CHEYENNE - As the weather changes, many big game animals leave their summer and fall ranges to head for traditional wintering areas.
Some animals move significant distances while others only move a few miles, but regardless of the distance, migration does occur every year and the migration routes often lead animals into conflict with motorists as they cross numerous highways on the way to their wintering areas. In addition, big game animals are often drawn to areas along roadways to seek the better forage that has resulted from more moisture due to road runoff and little use from other animals.
Areas where road construction has taken place are also attractive to wildlife as they congregate in newly seeded areas where groundcover seeding has taken place. Straw is often used to facilitate seed germination and the combination of straw and new sprouts is attractive to big game animals.
Wildlife may be next to roads at any time during the year, and motorists are urged to be on the lookout at all times, but it is the winter that is the most hazardous for both wildlife and motorists. Animals may be on the move at any time of day, but it is nighttime when animals are most active. Not coincidentally, that is the time when many collisions occur. With daylight savings time no longer in effect, people are often driving home at dusk when visibility is poor and animals are moving.
The best preventative for wildlife collisions is slowing down. Reducing speed and maintaining a constant lookout for animals is the best remedy to avoid collisions.

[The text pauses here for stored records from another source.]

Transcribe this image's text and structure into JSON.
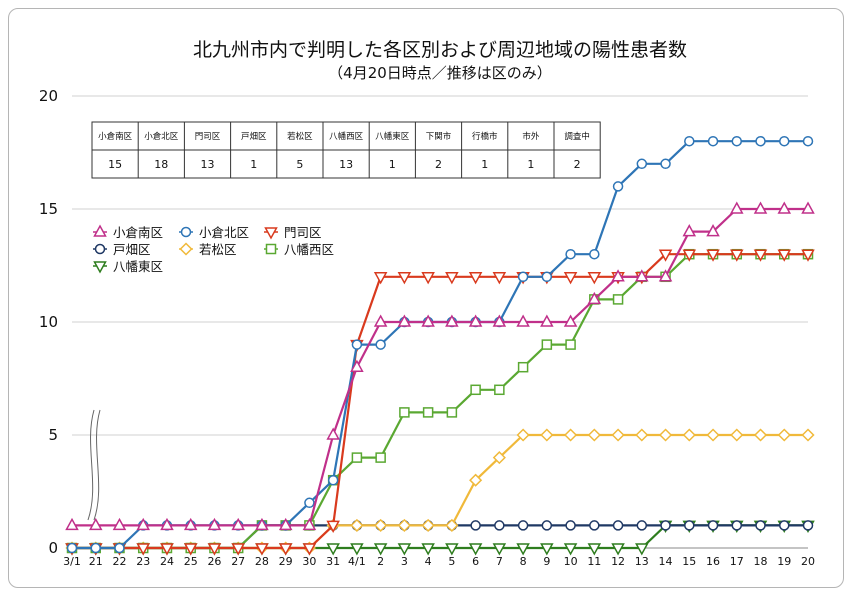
{
  "chart_data": {
    "type": "line",
    "title": "北九州市内で判明した各区別および周辺地域の陽性患者数",
    "subtitle": "（4月20日時点／推移は区のみ）",
    "ylim": [
      0,
      20
    ],
    "yticks": [
      0,
      5,
      10,
      15,
      20
    ],
    "grid": true,
    "legend_position": "left",
    "x": [
      "3/1",
      "21",
      "22",
      "23",
      "24",
      "25",
      "26",
      "27",
      "28",
      "29",
      "30",
      "31",
      "4/1",
      "2",
      "3",
      "4",
      "5",
      "6",
      "7",
      "8",
      "9",
      "10",
      "11",
      "12",
      "13",
      "14",
      "15",
      "16",
      "17",
      "18",
      "19",
      "20"
    ],
    "series": [
      {
        "name": "小倉南区",
        "color": "#c0308a",
        "marker": "triangle-up",
        "values": [
          1,
          1,
          1,
          1,
          1,
          1,
          1,
          1,
          1,
          1,
          1,
          5,
          8,
          10,
          10,
          10,
          10,
          10,
          10,
          10,
          10,
          10,
          11,
          12,
          12,
          12,
          14,
          14,
          15,
          15,
          15,
          15
        ]
      },
      {
        "name": "小倉北区",
        "color": "#2e75b6",
        "marker": "circle",
        "values": [
          0,
          0,
          0,
          1,
          1,
          1,
          1,
          1,
          1,
          1,
          2,
          3,
          9,
          9,
          10,
          10,
          10,
          10,
          10,
          12,
          12,
          13,
          13,
          16,
          17,
          17,
          18,
          18,
          18,
          18,
          18,
          18
        ]
      },
      {
        "name": "門司区",
        "color": "#d93a1e",
        "marker": "triangle-down",
        "values": [
          0,
          0,
          0,
          0,
          0,
          0,
          0,
          0,
          0,
          0,
          0,
          1,
          9,
          12,
          12,
          12,
          12,
          12,
          12,
          12,
          12,
          12,
          12,
          12,
          12,
          13,
          13,
          13,
          13,
          13,
          13,
          13
        ]
      },
      {
        "name": "戸畑区",
        "color": "#1f3864",
        "marker": "circle",
        "values": [
          0,
          0,
          0,
          0,
          0,
          0,
          0,
          0,
          1,
          1,
          1,
          1,
          1,
          1,
          1,
          1,
          1,
          1,
          1,
          1,
          1,
          1,
          1,
          1,
          1,
          1,
          1,
          1,
          1,
          1,
          1,
          1
        ]
      },
      {
        "name": "若松区",
        "color": "#f0b93a",
        "marker": "diamond",
        "values": [
          0,
          0,
          0,
          0,
          0,
          0,
          0,
          0,
          0,
          0,
          0,
          1,
          1,
          1,
          1,
          1,
          1,
          3,
          4,
          5,
          5,
          5,
          5,
          5,
          5,
          5,
          5,
          5,
          5,
          5,
          5,
          5
        ]
      },
      {
        "name": "八幡西区",
        "color": "#5aa832",
        "marker": "square",
        "values": [
          0,
          0,
          0,
          0,
          0,
          0,
          0,
          0,
          1,
          1,
          1,
          3,
          4,
          4,
          6,
          6,
          6,
          7,
          7,
          8,
          9,
          9,
          11,
          11,
          12,
          12,
          13,
          13,
          13,
          13,
          13,
          13
        ]
      },
      {
        "name": "八幡東区",
        "color": "#2e7d1e",
        "marker": "triangle-down",
        "values": [
          0,
          0,
          0,
          0,
          0,
          0,
          0,
          0,
          0,
          0,
          0,
          0,
          0,
          0,
          0,
          0,
          0,
          0,
          0,
          0,
          0,
          0,
          0,
          0,
          0,
          1,
          1,
          1,
          1,
          1,
          1,
          1
        ]
      }
    ],
    "table": {
      "headers": [
        "小倉南区",
        "小倉北区",
        "門司区",
        "戸畑区",
        "若松区",
        "八幡西区",
        "八幡東区",
        "下関市",
        "行橋市",
        "市外",
        "調査中"
      ],
      "values": [
        "15",
        "18",
        "13",
        "1",
        "5",
        "13",
        "1",
        "2",
        "1",
        "1",
        "2"
      ]
    }
  }
}
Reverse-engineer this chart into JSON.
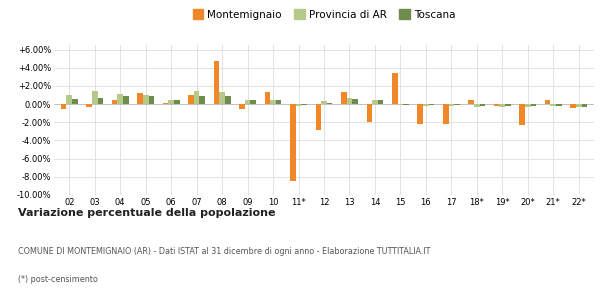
{
  "years": [
    "02",
    "03",
    "04",
    "05",
    "06",
    "07",
    "08",
    "09",
    "10",
    "11*",
    "12",
    "13",
    "14",
    "15",
    "16",
    "17",
    "18*",
    "19*",
    "20*",
    "21*",
    "22*"
  ],
  "montemignaio": [
    -0.5,
    -0.3,
    0.5,
    1.2,
    0.1,
    1.0,
    4.7,
    -0.5,
    1.3,
    -8.5,
    -2.8,
    1.3,
    -2.0,
    3.4,
    -2.2,
    -2.2,
    0.5,
    -0.2,
    -2.3,
    0.4,
    -0.4
  ],
  "provincia_ar": [
    1.0,
    1.4,
    1.1,
    1.0,
    0.5,
    1.4,
    1.3,
    0.5,
    0.5,
    -0.2,
    0.3,
    0.7,
    0.5,
    -0.1,
    -0.2,
    -0.2,
    -0.3,
    -0.3,
    -0.3,
    -0.2,
    -0.3
  ],
  "toscana": [
    0.6,
    0.7,
    0.9,
    0.9,
    0.5,
    0.9,
    0.9,
    0.5,
    0.5,
    -0.1,
    0.1,
    0.6,
    0.5,
    -0.1,
    -0.1,
    -0.1,
    -0.2,
    -0.2,
    -0.2,
    -0.2,
    -0.3
  ],
  "color_montemignaio": "#f0882a",
  "color_provincia": "#b5c98a",
  "color_toscana": "#6e8c4e",
  "title": "Variazione percentuale della popolazione",
  "xlabel": "",
  "ylabel": "",
  "ylim": [
    -10.0,
    6.5
  ],
  "yticks": [
    -10.0,
    -8.0,
    -6.0,
    -4.0,
    -2.0,
    0.0,
    2.0,
    4.0,
    6.0
  ],
  "legend_labels": [
    "Montemignaio",
    "Provincia di AR",
    "Toscana"
  ],
  "footer_line1": "COMUNE DI MONTEMIGNAIO (AR) - Dati ISTAT al 31 dicembre di ogni anno - Elaborazione TUTTITALIA.IT",
  "footer_line2": "(*) post-censimento",
  "background_color": "#ffffff",
  "grid_color": "#dddddd"
}
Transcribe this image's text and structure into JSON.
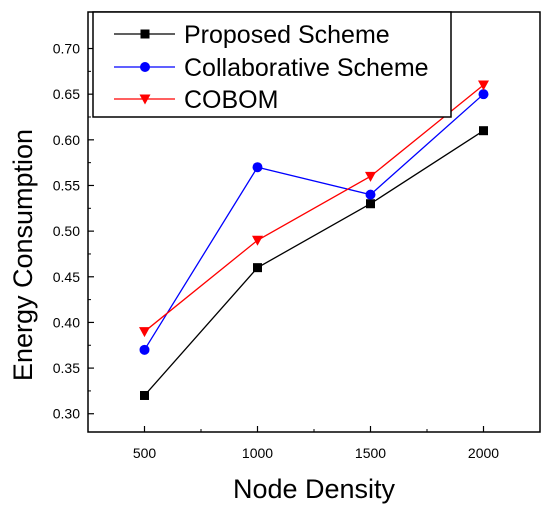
{
  "chart_data": {
    "type": "line",
    "xlabel": "Node Density",
    "ylabel": "Energy Consumption",
    "x": [
      500,
      1000,
      1500,
      2000
    ],
    "xlim": [
      250,
      2250
    ],
    "ylim": [
      0.28,
      0.74
    ],
    "x_ticks": [
      500,
      1000,
      1500,
      2000
    ],
    "y_ticks": [
      0.3,
      0.35,
      0.4,
      0.45,
      0.5,
      0.55,
      0.6,
      0.65,
      0.7
    ],
    "grid": false,
    "legend_position": "top-left",
    "series": [
      {
        "name": "Proposed Scheme",
        "color": "#000000",
        "marker": "square",
        "values": [
          0.32,
          0.46,
          0.53,
          0.61
        ]
      },
      {
        "name": "Collaborative Scheme",
        "color": "#0000ff",
        "marker": "circle",
        "values": [
          0.37,
          0.57,
          0.54,
          0.65
        ]
      },
      {
        "name": "COBOM",
        "color": "#ff0000",
        "marker": "triangle-down",
        "values": [
          0.39,
          0.49,
          0.56,
          0.66
        ]
      }
    ]
  }
}
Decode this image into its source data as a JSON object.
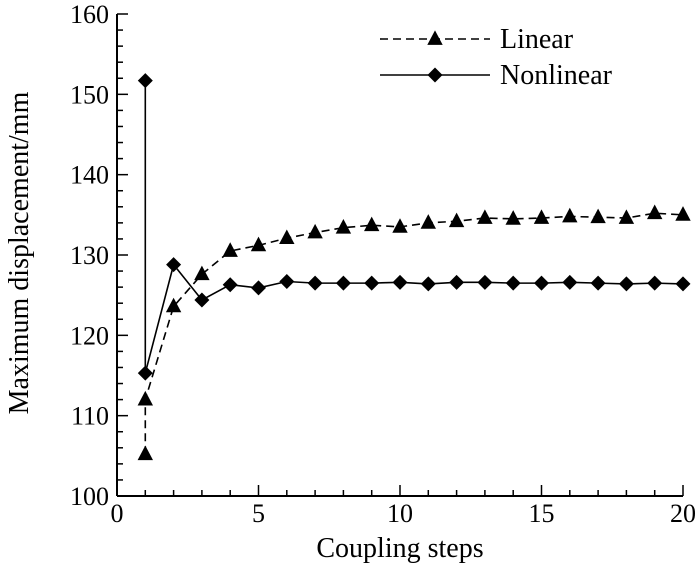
{
  "chart_data": {
    "type": "line",
    "xlabel": "Coupling steps",
    "ylabel": "Maximum displacement/mm",
    "xlim": [
      0,
      20
    ],
    "ylim": [
      100,
      160
    ],
    "xticks": [
      0,
      5,
      10,
      15,
      20
    ],
    "yticks": [
      100,
      110,
      120,
      130,
      140,
      150,
      160
    ],
    "grid": false,
    "legend_position": "top-right",
    "series": [
      {
        "name": "Linear",
        "line_style": "dashed",
        "marker": "triangle",
        "points": [
          [
            1,
            105.2
          ],
          [
            1,
            112.0
          ],
          [
            2,
            123.6
          ],
          [
            3,
            127.6
          ],
          [
            4,
            130.5
          ],
          [
            5,
            131.2
          ],
          [
            6,
            132.1
          ],
          [
            7,
            132.8
          ],
          [
            8,
            133.4
          ],
          [
            9,
            133.7
          ],
          [
            10,
            133.5
          ],
          [
            11,
            134.0
          ],
          [
            12,
            134.2
          ],
          [
            13,
            134.6
          ],
          [
            14,
            134.5
          ],
          [
            15,
            134.6
          ],
          [
            16,
            134.8
          ],
          [
            17,
            134.7
          ],
          [
            18,
            134.6
          ],
          [
            19,
            135.2
          ],
          [
            20,
            135.0
          ]
        ]
      },
      {
        "name": "Nonlinear",
        "line_style": "solid",
        "marker": "diamond",
        "points": [
          [
            1,
            151.7
          ],
          [
            1,
            115.3
          ],
          [
            2,
            128.8
          ],
          [
            3,
            124.4
          ],
          [
            4,
            126.3
          ],
          [
            5,
            125.9
          ],
          [
            6,
            126.7
          ],
          [
            7,
            126.5
          ],
          [
            8,
            126.5
          ],
          [
            9,
            126.5
          ],
          [
            10,
            126.6
          ],
          [
            11,
            126.4
          ],
          [
            12,
            126.6
          ],
          [
            13,
            126.6
          ],
          [
            14,
            126.5
          ],
          [
            15,
            126.5
          ],
          [
            16,
            126.6
          ],
          [
            17,
            126.5
          ],
          [
            18,
            126.4
          ],
          [
            19,
            126.5
          ],
          [
            20,
            126.4
          ]
        ]
      }
    ]
  }
}
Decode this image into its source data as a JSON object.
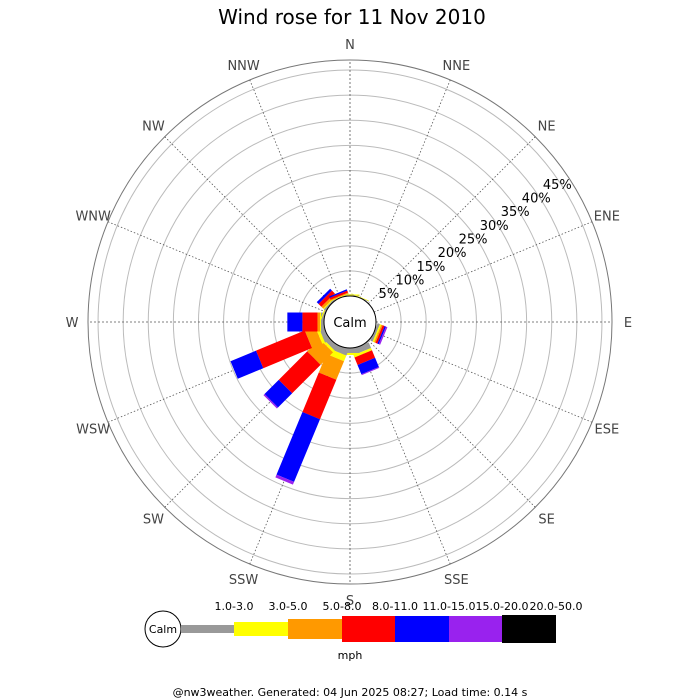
{
  "chart_data": {
    "type": "wind-rose",
    "title": "Wind rose for 11 Nov 2010",
    "calm_label": "Calm",
    "directions": [
      "N",
      "NNE",
      "NE",
      "ENE",
      "E",
      "ESE",
      "SE",
      "SSE",
      "S",
      "SSW",
      "SW",
      "WSW",
      "W",
      "WNW",
      "NW",
      "NNW"
    ],
    "radial_ticks": [
      5,
      10,
      15,
      20,
      25,
      30,
      35,
      40,
      45
    ],
    "radial_tick_labels": [
      "5%",
      "10%",
      "15%",
      "20%",
      "25%",
      "30%",
      "35%",
      "40%",
      "45%"
    ],
    "radial_max": 47,
    "bins": [
      {
        "label": "1.0-3.0",
        "color": "#999999"
      },
      {
        "label": "3.0-5.0",
        "color": "#ffff00"
      },
      {
        "label": "5.0-8.0",
        "color": "#ff9900"
      },
      {
        "label": "8.0-11.0",
        "color": "#ff0000"
      },
      {
        "label": "11.0-15.0",
        "color": "#0000ff"
      },
      {
        "label": "15.0-20.0",
        "color": "#9922ee"
      },
      {
        "label": "20.0-50.0",
        "color": "#000000"
      }
    ],
    "units": "mph",
    "series": [
      {
        "dir": "N",
        "values": [
          0.1,
          0.2,
          0,
          0,
          0,
          0,
          0
        ]
      },
      {
        "dir": "NNE",
        "values": [
          0.1,
          0.1,
          0,
          0,
          0,
          0,
          0
        ]
      },
      {
        "dir": "NE",
        "values": [
          0,
          0,
          0,
          0,
          0,
          0,
          0
        ]
      },
      {
        "dir": "ENE",
        "values": [
          0,
          0,
          0,
          0,
          0,
          0,
          0
        ]
      },
      {
        "dir": "E",
        "values": [
          0,
          0,
          0,
          0,
          0,
          0,
          0
        ]
      },
      {
        "dir": "ESE",
        "values": [
          0.5,
          0.3,
          0.3,
          0.4,
          0.3,
          0.3,
          0
        ]
      },
      {
        "dir": "SE",
        "values": [
          0.2,
          0,
          0,
          0,
          0,
          0,
          0
        ]
      },
      {
        "dir": "SSE",
        "values": [
          1.2,
          0.5,
          0,
          1.6,
          2.0,
          0.2,
          0
        ]
      },
      {
        "dir": "S",
        "values": [
          1.0,
          0.4,
          0,
          0,
          0,
          0,
          0
        ]
      },
      {
        "dir": "SSW",
        "values": [
          1.3,
          1.2,
          4.0,
          8.5,
          13.5,
          0.6,
          0
        ]
      },
      {
        "dir": "SW",
        "values": [
          1.0,
          0.5,
          3.5,
          8.0,
          4.0,
          0.3,
          0
        ]
      },
      {
        "dir": "WSW",
        "values": [
          1.0,
          0.6,
          2.2,
          10.5,
          5.5,
          0,
          0
        ]
      },
      {
        "dir": "W",
        "values": [
          0.6,
          0.2,
          0.5,
          3.0,
          3.0,
          0,
          0
        ]
      },
      {
        "dir": "WNW",
        "values": [
          0.3,
          0.2,
          0,
          0,
          0,
          0,
          0
        ]
      },
      {
        "dir": "NW",
        "values": [
          0.3,
          0.2,
          0.5,
          0.8,
          0.5,
          0,
          0
        ]
      },
      {
        "dir": "NNW",
        "values": [
          0.1,
          0.1,
          0.2,
          0.4,
          0.3,
          0,
          0
        ]
      }
    ]
  },
  "footer": "@nw3weather. Generated: 04 Jun 2025 08:27; Load time: 0.14 s"
}
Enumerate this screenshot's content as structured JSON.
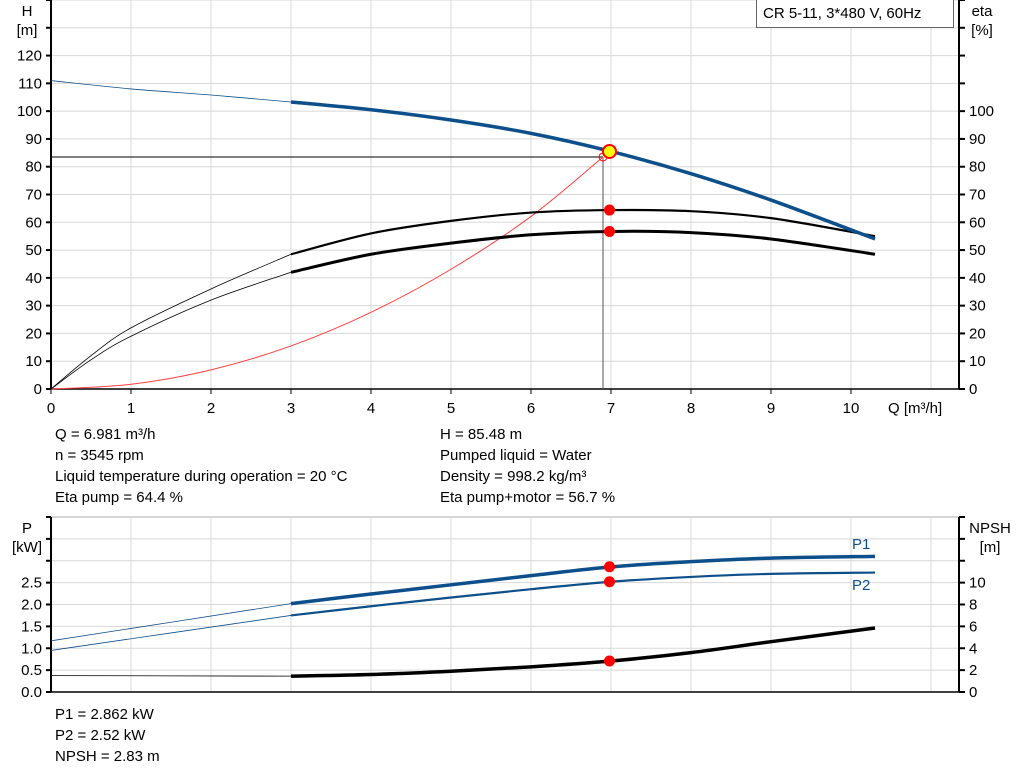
{
  "legend_title": "CR 5-11, 3*480 V, 60Hz",
  "info_left": [
    "Q = 6.981 m³/h",
    "n = 3545 rpm",
    "Liquid temperature during operation = 20 °C",
    "Eta pump = 64.4 %"
  ],
  "info_right": [
    "H = 85.48 m",
    "Pumped liquid = Water",
    "Density = 998.2 kg/m³",
    "Eta pump+motor = 56.7 %"
  ],
  "info_bottom": [
    "P1 = 2.862 kW",
    "P2 = 2.52 kW",
    "NPSH = 2.83 m"
  ],
  "colors": {
    "head": "#0d4f8b",
    "eta": "#000000",
    "system": "#ff4040",
    "duty_point": "#ff0000",
    "duty_fill": "#ffff00",
    "grid": "#d8d8d8"
  },
  "chart_data": [
    {
      "type": "line",
      "xlabel": "Q [m³/h]",
      "ylabel_left": [
        "H",
        "[m]"
      ],
      "ylabel_right": [
        "eta",
        "[%]"
      ],
      "xlim": [
        0,
        11.35
      ],
      "ylim_left": [
        0,
        140
      ],
      "ylim_right": [
        0,
        140
      ],
      "x_ticks": [
        "0",
        "1",
        "2",
        "3",
        "4",
        "5",
        "6",
        "7",
        "8",
        "9",
        "10"
      ],
      "y_ticks_left": [
        "0",
        "10",
        "20",
        "30",
        "40",
        "50",
        "60",
        "70",
        "80",
        "90",
        "100",
        "110",
        "120"
      ],
      "y_ticks_right": [
        "0",
        "10",
        "20",
        "30",
        "40",
        "50",
        "60",
        "70",
        "80",
        "90",
        "100"
      ],
      "grid": true,
      "series": [
        {
          "key": "H",
          "axis": "left",
          "x": [
            0,
            1,
            2,
            3,
            4,
            5,
            6,
            7,
            8,
            9,
            10.3
          ],
          "y": [
            111,
            108,
            105.8,
            103.3,
            100.5,
            96.8,
            92,
            85.5,
            77.5,
            68,
            54
          ]
        },
        {
          "key": "eta_pump",
          "axis": "right",
          "x": [
            0,
            0.5,
            1,
            2,
            3,
            4,
            5,
            6,
            7,
            8,
            9,
            10.3
          ],
          "y": [
            0,
            12,
            22,
            36,
            48.5,
            56,
            60.5,
            63.5,
            64.4,
            64,
            61.5,
            55
          ]
        },
        {
          "key": "eta_total",
          "axis": "right",
          "x": [
            0,
            0.5,
            1,
            2,
            3,
            4,
            5,
            6,
            7,
            8,
            9,
            10.3
          ],
          "y": [
            0,
            10.5,
            19,
            32,
            42,
            48.5,
            52.5,
            55.5,
            56.7,
            56.3,
            54,
            48.5
          ]
        },
        {
          "key": "system",
          "axis": "left",
          "x": [
            0,
            1,
            2,
            3,
            4,
            5,
            6,
            6.9
          ],
          "y": [
            0,
            1.7,
            6.9,
            15.5,
            27.6,
            43.1,
            62.1,
            83.5
          ]
        }
      ],
      "duty_point": {
        "Q": 6.981,
        "H": 85.48,
        "eta_pump": 64.4,
        "eta_total": 56.7
      },
      "requested_point": {
        "Q": 6.9,
        "H": 83.5
      }
    },
    {
      "type": "line",
      "ylabel_left": [
        "P",
        "[kW]"
      ],
      "ylabel_right": [
        "NPSH",
        "[m]"
      ],
      "xlim": [
        0,
        11.35
      ],
      "ylim_left": [
        0,
        4
      ],
      "ylim_right": [
        0,
        16
      ],
      "y_ticks_left": [
        "0.0",
        "0.5",
        "1.0",
        "1.5",
        "2.0",
        "2.5"
      ],
      "y_ticks_right": [
        "0",
        "2",
        "4",
        "6",
        "8",
        "10"
      ],
      "grid": true,
      "series": [
        {
          "name": "P1",
          "axis": "left",
          "x": [
            0,
            3,
            4,
            5,
            6,
            7,
            8,
            9,
            10.3
          ],
          "y": [
            1.17,
            2.02,
            2.24,
            2.45,
            2.66,
            2.86,
            2.98,
            3.06,
            3.1
          ]
        },
        {
          "name": "P2",
          "axis": "left",
          "x": [
            0,
            3,
            4,
            5,
            6,
            7,
            8,
            9,
            10.3
          ],
          "y": [
            0.95,
            1.75,
            1.96,
            2.16,
            2.35,
            2.52,
            2.63,
            2.7,
            2.73
          ]
        },
        {
          "key": "NPSH",
          "axis": "right",
          "x": [
            0,
            3,
            4,
            5,
            6,
            7,
            8,
            9,
            10.3
          ],
          "y": [
            1.5,
            1.45,
            1.6,
            1.9,
            2.3,
            2.83,
            3.6,
            4.6,
            5.85
          ]
        }
      ],
      "duty_point": {
        "P1": 2.862,
        "P2": 2.52,
        "NPSH": 2.83
      }
    }
  ]
}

Game and Fish advises motorists to be aware of roadside surroundings and when animals are seen near highways, drivers should not assume they will stay put until the coast is clear.
Many wildlife collisions can be prevented by following a few simple steps:
• Slow down.
• Expect wildlife on roads.
• Scan the sides of the roads for wildlife.
• Stay alert while driving at dusk, dawn and at night and be prepared to stop.
• At night, travel at a speed that will allow you to stop in time if an animal comes into your headlights.
• If you see one elk, deer, or antelope by the road, there are likely more nearby.
• If an animal is on the road, expect the unexpected. They do not instinctively know how to react to your car.
• If you encounter deer crossing the road after dark, switch your head lights to low beam so that the deer are not blinded and will move out of your way.
• Give the animal time and room to move off the road. Do not try to out-run it.
• If you see a wildlife-crossing sign, pay attention. It is there for a reason.
• Do not swerve to miss an animal. Steer towards the animal's hindquarters, as they often will move forward.
Nationally, more than150 people are killed and 29,000 injured each year in animal vehicle collisions. If you see an injured deer, call the nearest Game and Fish office with specific information about the location (road, mile-marker, etc.)